In time, it gets easier to pass entire days without thinking about Kylie. And then days turn into weeks, and then I only think about her late at night, right before I fall asleep.

Eventually, I stop thinking about her almost entirely.


I faithfully call my parents once a week, ’cause I’m a momma’s boy, deep down.

I follow Dad’s games on TV, watch him lead the league in TDs and take the Titans to the Superbowl, which is exciting, even though they ended up losing to the fucking Patriots again.

Eventually, after spending most of the winter in San Diego working on the docks, I head eastward once again through the Southwest, this time driving through the desert with my windows open, stopping to flip burgers or pour beer or wash dishes for a week or two here and there.

I’m restless.

Not unhappy, just…sick of traveling.
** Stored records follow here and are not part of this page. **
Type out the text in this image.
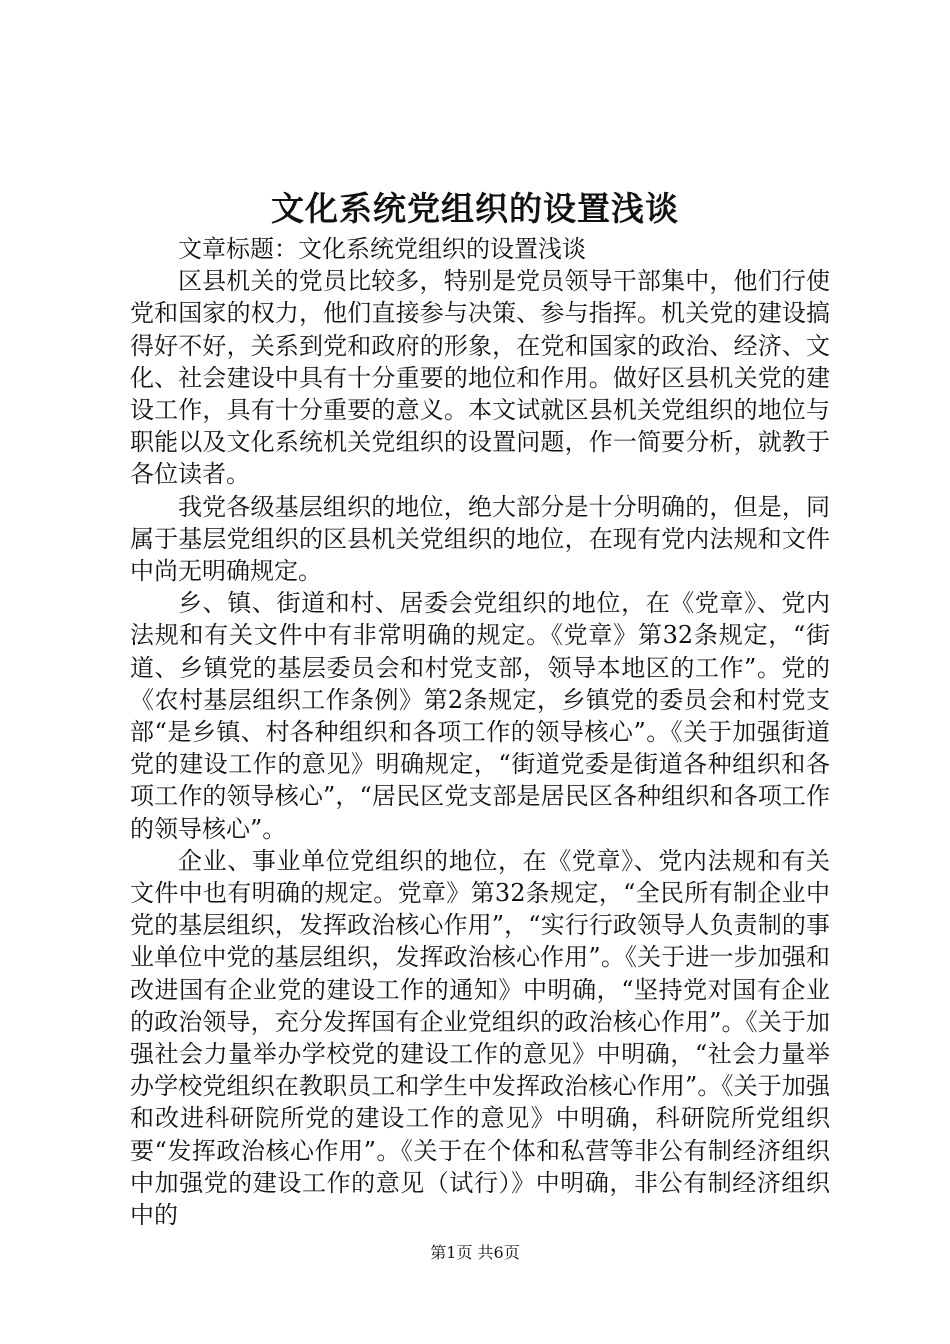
文化系统党组织的设置浅谈

文章标题：文化系统党组织的设置浅谈

区县机关的党员比较多，特别是党员领导干部集中，他们行使党和国家的权力，他们直接参与决策、参与指挥。机关党的建设搞得好不好，关系到党和政府的形象，在党和国家的政治、经济、文化、社会建设中具有十分重要的地位和作用。做好区县机关党的建设工作，具有十分重要的意义。本文试就区县机关党组织的地位与职能以及文化系统机关党组织的设置问题，作一简要分析，就教于各位读者。

我党各级基层组织的地位，绝大部分是十分明确的，但是，同属于基层党组织的区县机关党组织的地位，在现有党内法规和文件中尚无明确规定。

乡、镇、街道和村、居委会党组织的地位，在《党章》、党内法规和有关文件中有非常明确的规定。《党章》第32条规定，“街道、乡镇党的基层委员会和村党支部，领导本地区的工作”。党的《农村基层组织工作条例》第2条规定，乡镇党的委员会和村党支部“是乡镇、村各种组织和各项工作的领导核心”。《关于加强街道党的建设工作的意见》明确规定，“街道党委是街道各种组织和各项工作的领导核心”，“居民区党支部是居民区各种组织和各项工作的领导核心”。

企业、事业单位党组织的地位，在《党章》、党内法规和有关文件中也有明确的规定。党章》第32条规定，“全民所有制企业中党的基层组织，发挥政治核心作用”，“实行行政领导人负责制的事业单位中党的基层组织，发挥政治核心作用”。《关于进一步加强和改进国有企业党的建设工作的通知》中明确，“坚持党对国有企业的政治领导，充分发挥国有企业党组织的政治核心作用”。《关于加强社会力量举办学校党的建设工作的意见》中明确，“社会力量举办学校党组织在教职员工和学生中发挥政治核心作用”。《关于加强和改进科研院所党的建设工作的意见》中明确，科研院所党组织要“发挥政治核心作用”。《关于在个体和私营等非公有制经济组织中加强党的建设工作的意见（试行）》中明确，非公有制经济组织中的

第1页 共6页
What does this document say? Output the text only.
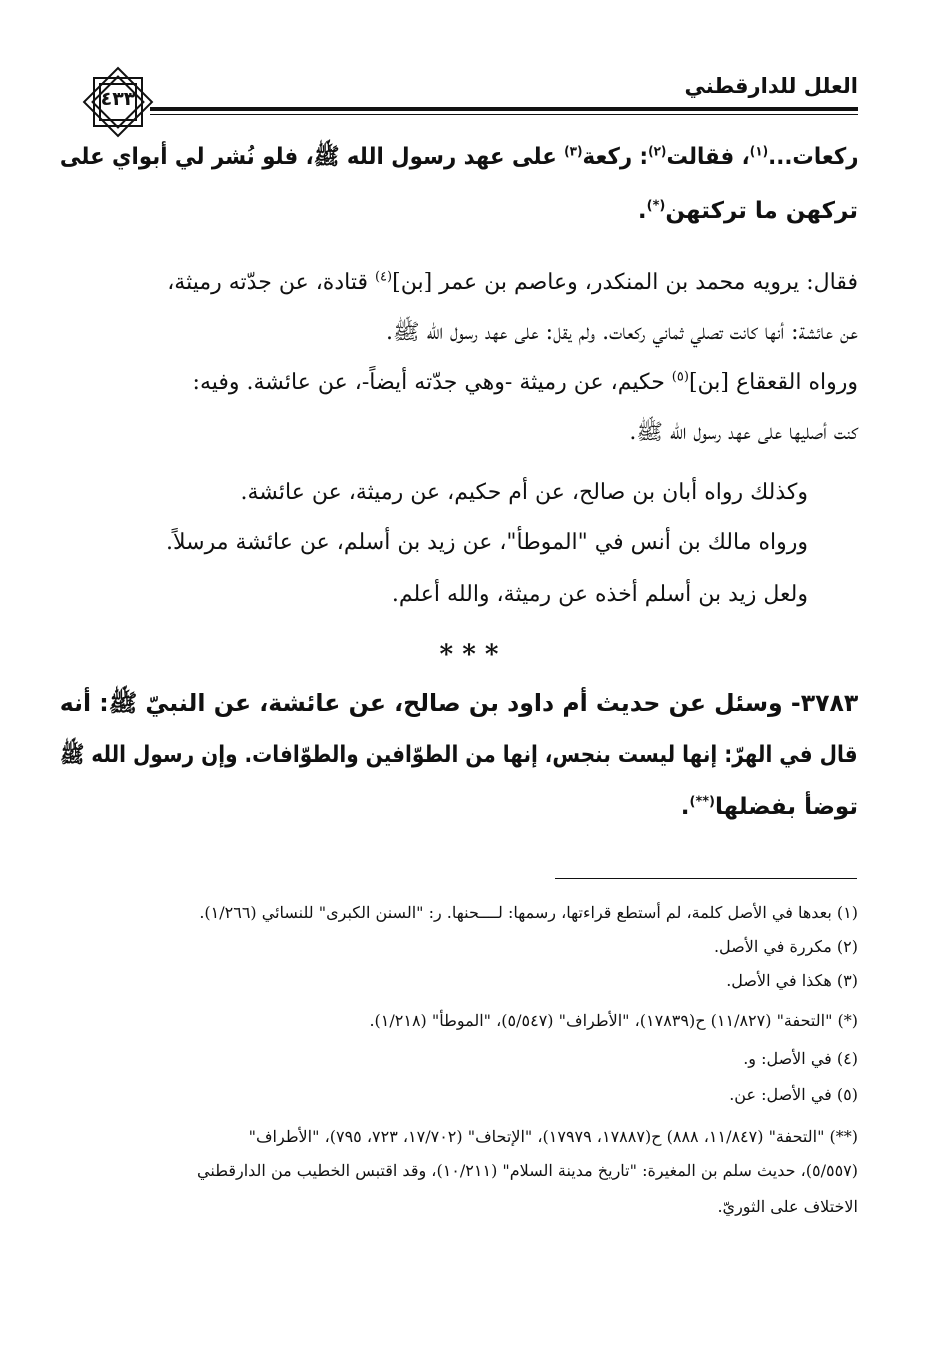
العلل للدارقطني
٤٣٣
ركعات...$^{(١)}$، فقالت$^{(٢)}$: ركعة$^{(٣)}$ على عهد رسول الله ﷺ، فلو نُشر لي أبواي على
تركهن ما تركتهن(*).
فقال: يرويه محمد بن المنكدر، وعاصم بن عمر [بن]$^{(٤)}$ قتادة، عن جدّته رميثة،
عن عائشة: أنها كانت تصلي ثماني ركعات. ولم يقل: على عهد رسول الله ﷺ.
ورواه القعقاع [بن]$^{(٥)}$ حكيم، عن رميثة -وهي جدّته أيضاً-، عن عائشة. وفيه:
كنت أصليها على عهد رسول الله ﷺ.
وكذلك رواه أبان بن صالح، عن أم حكيم، عن رميثة، عن عائشة.
ورواه مالك بن أنس في "الموطأ"، عن زيد بن أسلم، عن عائشة مرسلاً.
ولعل زيد بن أسلم أخذه عن رميثة، والله أعلم.
* * *
٣٧٨٣- وسئل عن حديث أم داود بن صالح، عن عائشة، عن النبيّ ﷺ: أنه
قال في الهرّ: إنها ليست بنجس، إنها من الطوّافين والطوّافات. وإن رسول الله ﷺ
توضأ بفضلها(**).
(١) بعدها في الأصل كلمة، لم أستطع قراءتها، رسمها: لــــحنها. ر: "السنن الكبرى" للنسائي (١/٢٦٦).
(٢) مكررة في الأصل.
(٣) هكذا في الأصل.
(*) "التحفة" (١١/٨٢٧) ح(١٧٨٣٩)، "الأطراف" (٥/٥٤٧)، "الموطأ" (١/٢١٨).
(٤) في الأصل: و.
(٥) في الأصل: عن.
(**) "التحفة" (١١/٨٤٧، ٨٨٨) ح(١٧٨٨٧، ١٧٩٧٩)، "الإتحاف" (١٧/٧٠٢، ٧٢٣، ٧٩٥)، "الأطراف"
(٥/٥٥٧)، حديث سلم بن المغيرة: "تاريخ مدينة السلام" (١٠/٢١١)، وقد اقتبس الخطيب من الدارقطني
الاختلاف على الثوريّ.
Sick of driving.

Sick of myself.

So when I hit the Texas border, I discover I have an affinity for the wide open spaces and the huge sky. I make my way through Texas, meandering and exploring, not in a hurry, not headed anywhere in particular. After a month or two of drifting around Texas, I end up in San Antonio. I like the city, and decide to stick around for a while. I apply for an actual job in a bar downtown, with a W-2 and everything. A month later, I’m leaning against a wall in Starbucks, waiting for my mocha, when I see the ad:

Football players wanted for an experimental minor league team. Serious, experienced players over eighteen. Open tryouts, May 9th at noon, Alamodome.


After three seasons starting as a wide receiver for Vanderbilt, making university records for rushing and TD receptions…I make the team easy.